Rede Divina (inspirado nas bactérias que respiram eletricidade) / J.M.J.

No fundo da lama,

onde o sol não chega

e o silêncio tem peso,

vive o princípio

de uma revelação sem nome.

 

Não há pulmões,

não há luz,

apenas o sussurro dos elétrons

saltando de célula em célula

como preces invisíveis

no altar da matéria.

 

Uma bactéria respira energia.

Não ar,

não água,

mas puro movimento

de carga e ausência,

como se a vida, afinal,

fosse um circuito sagrado

ligando pó a estrela.

 

Nada nela é acaso:

cada filamento

é uma veia do cosmos,

cada troca,

um pacto antigo entre o ser e o não-ser.

 

Respira o que não se vê,

vive do que vibra

e lembra-nos,

no seu silêncio pré-histórico,

que tudo pulsa,

mesmo a pedra,

que tudo comunica,

mesmo o abismo

e que tudo vive,

mesmo o que julgávamos morto.

 

Talvez Deus

não seja uma figura,

mas uma corrente,

não um trono,

mas uma rede.

E nós,

cada um,

um ponto breve de ligação,

um fio em tensão,

um relâmpago em forma de alma

a buscar sentido

na dança elétrica do todo.

 

Respira,

e escuta:

a vida é luz em trânsito

entre dois mistérios.

 

 

(A inspiração para este poema nasceu da descoberta recente de bactérias capazes de “respirar” eletricidade, organismos que, mesmo em ambientes sem oxigénio, mantêm a vida através da troca direta de elétrons com o meio.
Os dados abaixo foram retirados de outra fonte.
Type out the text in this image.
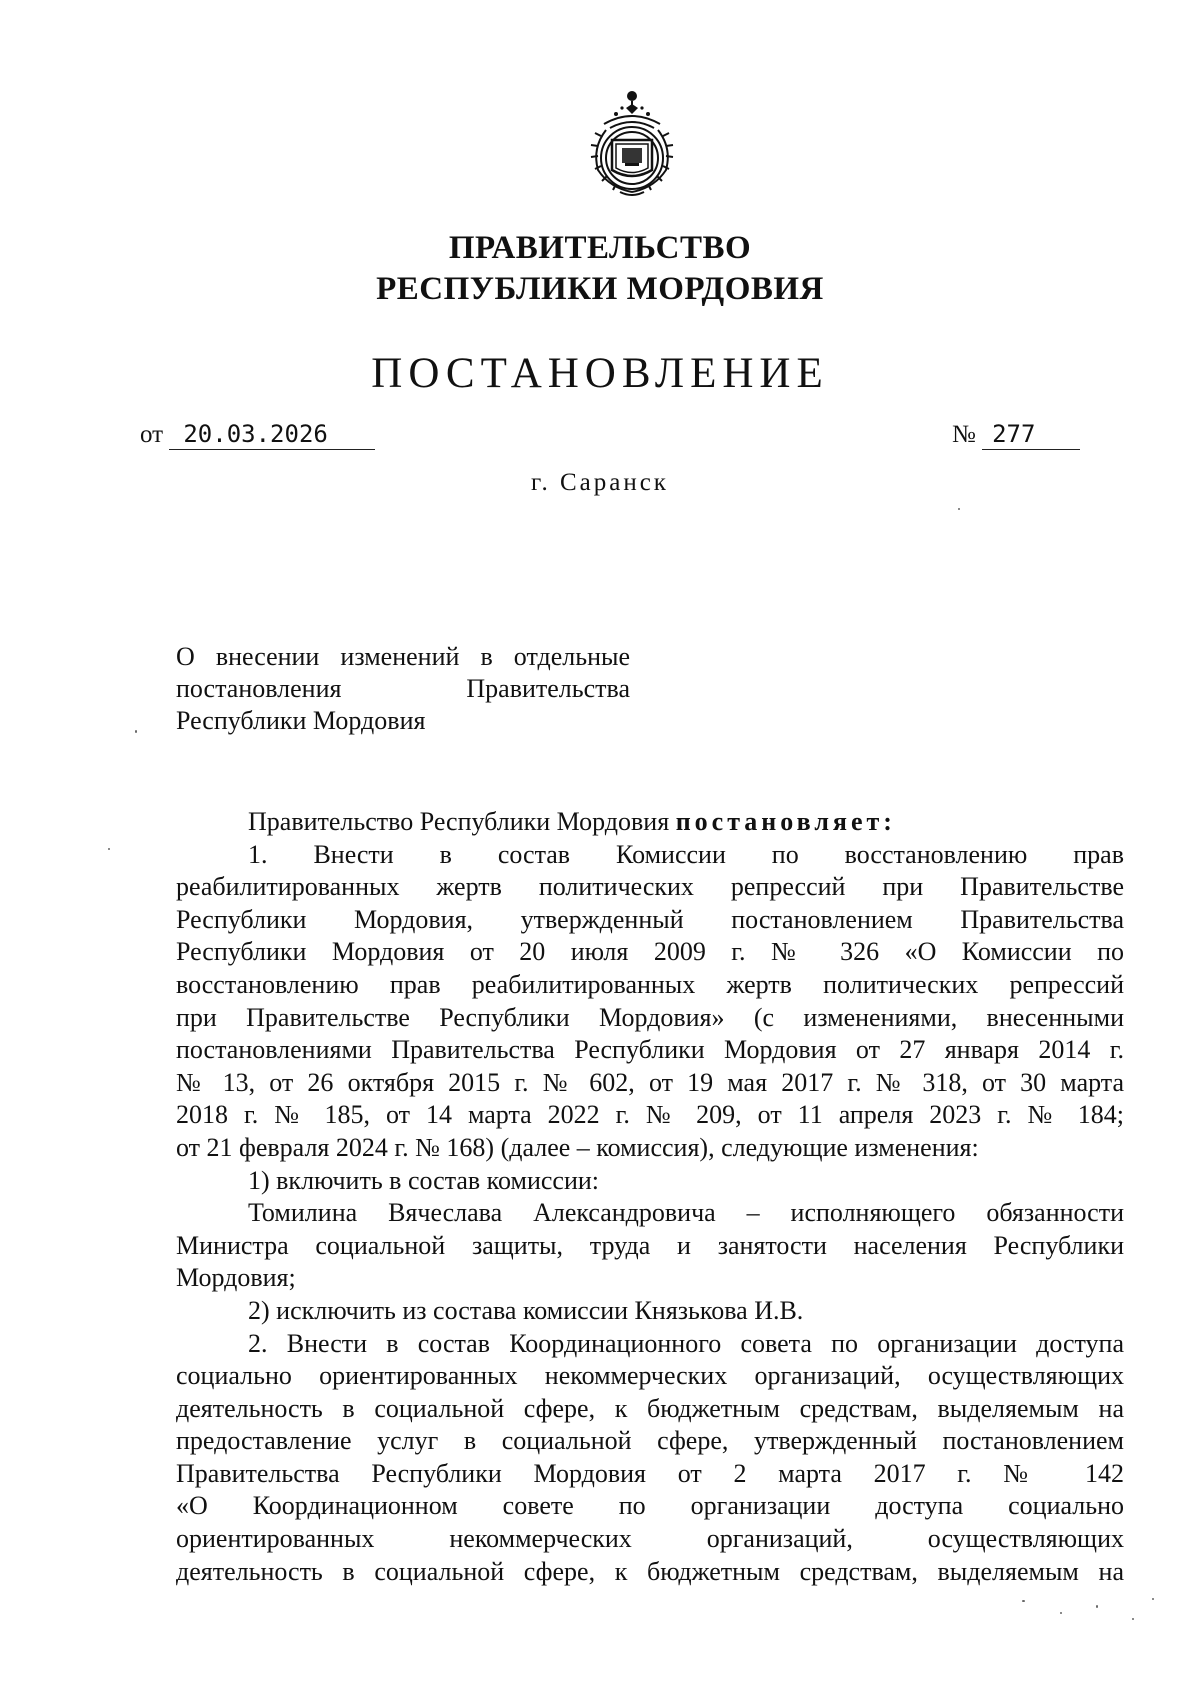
ПРАВИТЕЛЬСТВО
РЕСПУБЛИКИ МОРДОВИЯ
ПОСТАНОВЛЕНИЕ
от 20.03.2026	№ 277
г. Саранск
О внесении изменений в отдельные
постановления Правительства
Республики Мордовия

Правительство Республики Мордовия постановляет:

1. Внести в состав Комиссии по восстановлению прав
реабилитированных жертв политических репрессий при Правительстве
Республики Мордовия, утвержденный постановлением Правительства
Республики Мордовия от 20 июля 2009 г. № 326 «О Комиссии по
восстановлению прав реабилитированных жертв политических репрессий
при Правительстве Республики Мордовия» (с изменениями, внесенными
постановлениями Правительства Республики Мордовия от 27 января 2014 г.
№ 13, от 26 октября 2015 г. № 602, от 19 мая 2017 г. № 318, от 30 марта
2018 г. № 185, от 14 марта 2022 г. № 209, от 11 апреля 2023 г. № 184;
от 21 февраля 2024 г. № 168) (далее – комиссия), следующие изменения:

1) включить в состав комиссии:

Томилина Вячеслава Александровича – исполняющего обязанности
Министра социальной защиты, труда и занятости населения Республики
Мордовия;

2) исключить из состава комиссии Князькова И.В.

2. Внести в состав Координационного совета по организации доступа
социально ориентированных некоммерческих организаций, осуществляющих
деятельность в социальной сфере, к бюджетным средствам, выделяемым на
предоставление услуг в социальной сфере, утвержденный постановлением
Правительства Республики Мордовия от 2 марта 2017 г. № 142
«О Координационном совете по организации доступа социально
ориентированных некоммерческих организаций, осуществляющих
деятельность в социальной сфере, к бюджетным средствам, выделяемым на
Essa realidade invisível, que para muitos parecerá apenas curiosidade científica, revelou-se para mim como símbolo sagrado.

Estas bactérias não sobrevivem apenas, conectam. Tornam-se parte de uma corrente maior, de um circuito misterioso que parece ultrapassar o biológico e tocar o espiritual.

Neste poema, a ciência encontra-se com a revelação: e se a vida for, no fundo, uma grande rede elétrica divina, onde tudo vibra, tudo comunica, tudo vive?

Aqui, a fé não nasce do dogma, mas da observação poética do real.

E talvez Deus, ou o que ainda não conseguimos nomear, seja menos uma entidade separada e mais uma energia difusa, viva em cada átomo, em cada fio de tensão entre dois silêncios.)